Poster Presentation 40th Annual Lorne Genome Conference 2019

Stemformatics: visualise and download curated stem cell data (#128)

Jarny Choi 1 , Chris M Pacheco 1 , Rowland Mosbergen 1 , Othmar Korn 2 , Tyrone Chen 1 , Isha Nagpal 1 , Steve Englart 1 , Paul W Angel 1 , Christine Wells 1
  1. The University of Melbourne, Parkville, VIC, Australia
  2. The University of Queensland, Brisbane, Queensland, Australia

Stemformatics is an established gene expression data portal containing over 420 public gene expression datasets derived from microarray, RNA sequencing and single cell profiling technologies. Initially developed for the stem cell community, it has a major focus on pluripotency, tissue stem cells, and staged differentiation. Stemformatics includes curated ‘collections’ of data relevant to cell reprogramming, as well as hematopoiesis and leukaemia.
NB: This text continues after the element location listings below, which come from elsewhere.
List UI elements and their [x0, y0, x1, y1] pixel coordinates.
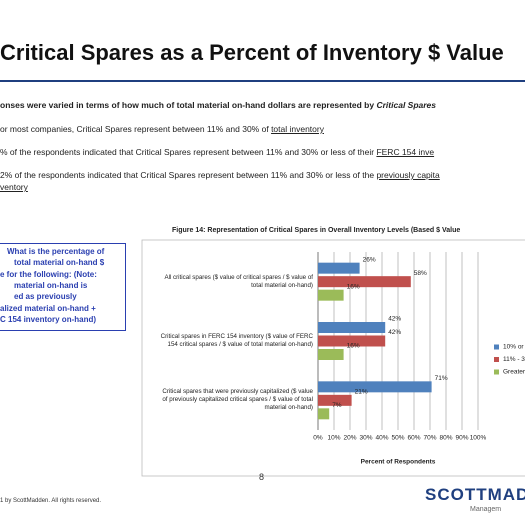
category-label: All critical spares ($ value of critical… [164, 273, 313, 289]
bullet: % of the respondents indicated that Crit… [0, 147, 434, 157]
logo-tagline: Managem [470, 506, 502, 513]
bullet-text: % of the respondents indicated that Crit… [0, 147, 375, 157]
data-label: 26% [363, 256, 376, 263]
bullet: or most companies, Critical Spares repre… [0, 124, 324, 134]
x-tick-label: 50% [391, 435, 404, 442]
bullet-text: 2% of the respondents indicated that Cri… [0, 170, 375, 180]
footer: 1 by ScottMadden. All rights reserved. [0, 498, 102, 504]
x-tick-label: 10% [327, 435, 340, 442]
category-label: Critical spares in FERC 154 inventory ($… [160, 333, 313, 348]
bar [318, 349, 344, 360]
data-label: 16% [347, 343, 360, 350]
x-tick-label: 100% [470, 435, 487, 442]
question-line: What is the percentage of [7, 247, 105, 256]
bar [318, 262, 360, 274]
question-line: material on-hand is [14, 280, 88, 290]
legend-swatch [494, 344, 499, 350]
x-tick-label: 20% [343, 435, 356, 442]
x-tick-label: 40% [375, 435, 388, 442]
data-label: 21% [355, 389, 368, 396]
bullet-text: or most companies, Critical Spares repre… [0, 124, 269, 134]
x-axis-title: Percent of Respondents [361, 459, 436, 466]
bar [318, 276, 411, 288]
data-label: 42% [388, 316, 401, 323]
figure-title: Figure 14: Representation of Critical Sp… [172, 227, 461, 234]
x-tick-label: 30% [359, 435, 372, 442]
logo: SCOTTMAD [425, 485, 525, 504]
data-label: 16% [347, 283, 360, 290]
legend-label: Greater [503, 369, 525, 376]
data-label: 71% [435, 375, 448, 382]
question-line: ed as previously [14, 292, 77, 302]
bar [318, 322, 386, 333]
x-tick-label: 80% [439, 435, 452, 442]
question-line: alized material on-hand + [0, 303, 96, 313]
legend-label: 10% or [503, 344, 524, 351]
bar [318, 335, 386, 347]
data-label: 58% [414, 270, 427, 277]
question-box [0, 243, 126, 331]
title-rule [0, 80, 525, 82]
legend-label: 11% - 3 [503, 356, 525, 363]
bar [318, 394, 352, 406]
bar [318, 408, 330, 420]
legend-swatch [494, 369, 499, 375]
chart-frame [141, 239, 525, 477]
question-line: total material on-hand $ [14, 258, 105, 268]
title: Critical Spares as a Percent of Inventor… [0, 40, 504, 65]
question-line: e for the following: (Note: [0, 269, 97, 279]
bullet-link: previously capita [376, 170, 440, 180]
bullet-link: ventory [0, 182, 28, 192]
question-line: C 154 inventory on-hand) [0, 314, 97, 324]
intro-text: onses were varied in terms of how much o… [0, 100, 375, 110]
intro-emphasis: Critical Spares [376, 100, 437, 110]
data-label: 42% [388, 329, 401, 336]
bar [318, 381, 432, 393]
intro: onses were varied in terms of how much o… [0, 100, 436, 110]
bar [318, 289, 344, 301]
category-label: Critical spares that were previously cap… [162, 388, 313, 412]
bullet: 2% of the respondents indicated that Cri… [0, 170, 440, 180]
x-tick-label: 0% [313, 435, 323, 442]
page-number: 8 [259, 472, 265, 482]
bullet-link: total inventory [271, 124, 324, 134]
x-tick-label: 70% [423, 435, 436, 442]
x-tick-label: 60% [407, 435, 420, 442]
bullet-link: FERC 154 inve [376, 147, 435, 157]
legend-swatch [494, 357, 499, 362]
data-label: 7% [332, 402, 342, 409]
x-tick-label: 90% [455, 435, 468, 442]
Rather than simply rehosting datasets as they appear in public repositories, Stemformatics uses a stringent set of quality control metrics and its own pipelines to process handpicked datasets from raw files. This means that about 30% of datasets processed by Stemformatics fail the quality control metrics and never make it to the portal, ensuring that Stemformatics data are of high quality and have been processed in a consistent manner. Stemformatics provides easy-to-use and intuitive tools for biologists to visually explore the data, including interactive gene expression profiles, principal component analysis plots and hierarchical clusters, among others. Users can also download multiple processed datasets autonomously, and this has the potential use for bioinformaticians who may require high quality datasets for method testing and validation. The addition of tools that facilitate cross-dataset comparisons provides users with snapshots of gene expression in multiple cell and tissues, assisting the identification of cell-type restricted genes, or potential housekeeping genes. We are also prototyping tools that can show integrated data, such as an integrated PCA of blood cells, which can serve as a reference for other datasets to be projected onto. Stemformatics is freely available at stemformatics.org.